I. Die Beschwerde wendet sich gegen einen im Instanzenzug ergangenen Bescheid der Finanzlandesdirektion für Oberösterreich, mit dem das Begehren des Beschwerdeführers, die im Jahre 1989 und 1990 geleisteten Unterhaltszahlungen für seine von ihm dauernd getrennt lebende Gattin und drei Kinder in der Höhe von 254.700 S (1989) und 267.000 S (1990) als außergewöhnliche Belastung nach §34 EStG 1988 anzuerkennen, abgewiesen wurde. Sie rügt die Verletzung des verfassungsgesetzlich gewährleisteten Rechtes auf Gleichheit und die Verletzung von Rechten wegen Anwendung eines verfassungswidrigen Gesetzes.

 

II. Die Beschwerde ist im Ergebnis begründet.

 

1. Der Verfassungsgerichtshof hat aus Anlaß eines anderen Beschwerdeverfahrens mit Erkenntnis vom 12. Dezember 1991, G290/91, die Wortfolge "und gleichen Familienstandes" in §34 Abs2 und den §34 Abs7 Einkommensteuergesetz 1988, BGBl. 400, wegen Verletzung des Gleichheitssatzes im Hinblick auf den Unterhalt für Kinder als verfassungswidrig aufgehoben.

 

Im Anlaßfall eines Gesetzesprüfungsverfahrens ist die aufgehobene Bestimmung nach Art140 Abs7 B-VG nicht mehr anzuwenden.
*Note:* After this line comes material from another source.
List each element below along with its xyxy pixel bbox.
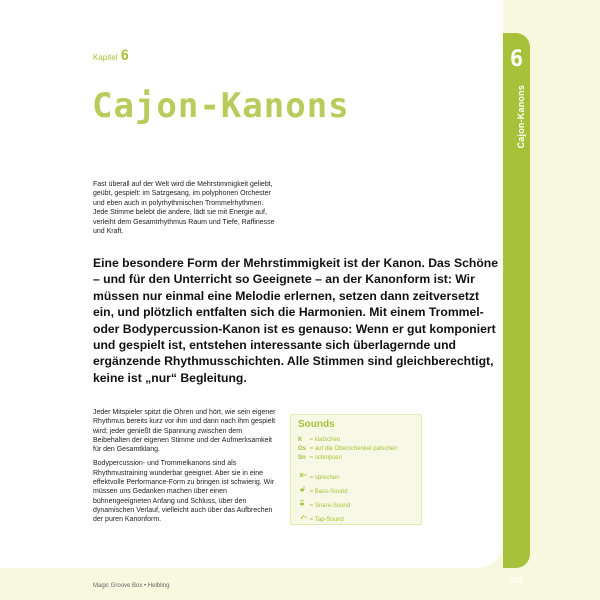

Nach der ständigen Rechtsprechung des Verfassungsgerichtshofes sind dem Anlaßfall im engeren Sinn (anläßlich dessen das Gesetzesprüfungsverfahren tatsächlich eingeleitet worden ist) all jene Fälle gleichzuhalten, die im Zeitpunkt der mündlichen Verhandlung, bei Unterbleiben einer mündlichen Verhandlung bei Beginn der nichtöffentlichen Beratung in dem eine präjudizielle Gesetzesstelle betreffenden Gesetzesprüfungsverfahren, bereits anhängig waren (VfSlg. 10616/1985).

 

Die nichtöffentliche Beratung im genannten Gesetzesprüfungsverfahren fand am 12. Dezember 1991 statt. Die vorliegende Beschwerde ist beim Verfassungsgerichtshof am 11. November 1991 eingelangt. Nach dem Gesagten ist der Fall daher einem Anlaßfall gleichzuhalten.

 

Da der angefochtene Bescheid auch auf die aufgehobenen Gesetzesbestimmungen gestützt ist, verletzt er den Beschwerdeführer im verfassungsgesetzlich gewährleisteten Recht auf Gleichheit vor dem Gesetz. Er ist folglich aufzuheben (§19 Abs4 Z3 VerfGG).

 

2. Auf das Beschwerdevorbringen betreffs der einkommensteuerlichen Behandlung unterhaltspflichtiger Ehegatten im allgemeinen ist unter diesen Umständen nicht mehr näher einzugehen. Zur Vermeidung von Mißverständnissen sei jedoch bemerkt, daß sich die Entscheidungsgründe des einen Teil des §34 EStG 1988 aufhebenden Erkenntnisses G290/91 als solche nicht auf die Unterhaltsleistung an den Ehegatten übertragen lassen. Ob nämlich zwischen Ehegatten ein Unterhaltsanspruch besteht oder nicht, hängt - anders als beim Unterhalt für Kinder - von mannigfaltigen Umständen ab, die - wie etwa die Aufgabenverteilung in der Familie und die Wahl des Wohnortes - weitgehend der Disposition der Ehegatten unterliegen und insofern als Sache privater Lebensgestaltung oder persönlichen Risikos anzusehen sind. Der Unterhaltsleistung des erwerbstätigen Ehegatten steht außerdem in der Regel der Anspruch auf Haushaltsführung gegen den nicht erwerbstätigen gegenüber. Der durch die Übernahme der Obsorge für Kinder entstehende Unterhaltsbedarf eines Elternteils ist eine Auswirkung der Kinderlasten, deren steuerliche Berücksichtigung nach dem bereits genannten Erkenntnis verfassungsrechtlich geboten ist; ob die Eltern beide berufstätig sind und für die Kinderbetreuung anderweitig sorgen oder ein Teil, statt erwerbstätig zu sein, die Hauptlast der Kinderbetreuung übernimmt, ist wiederum Sache privater Lebensgestaltung. Unter welchen - besonderen - Umständen der Gesetzgeber die Unterhaltsleistung an Ehegatten allenfalls dennoch als außergewöhnliche Belastung anerkennen muß, ist in diesem Zusammenhang nicht zu prüfen.

 

3. Die Kostenentscheidung stützt sich auf §88 VerfGG. Im zugesprochenen Betrag sind 2500 S an Umsatzsteuer enthalten.

Schlagworte

VfGH / Anlaßfall, Einkommensteuer, Belastung außergewöhnliche, Kinder (Steuerrecht)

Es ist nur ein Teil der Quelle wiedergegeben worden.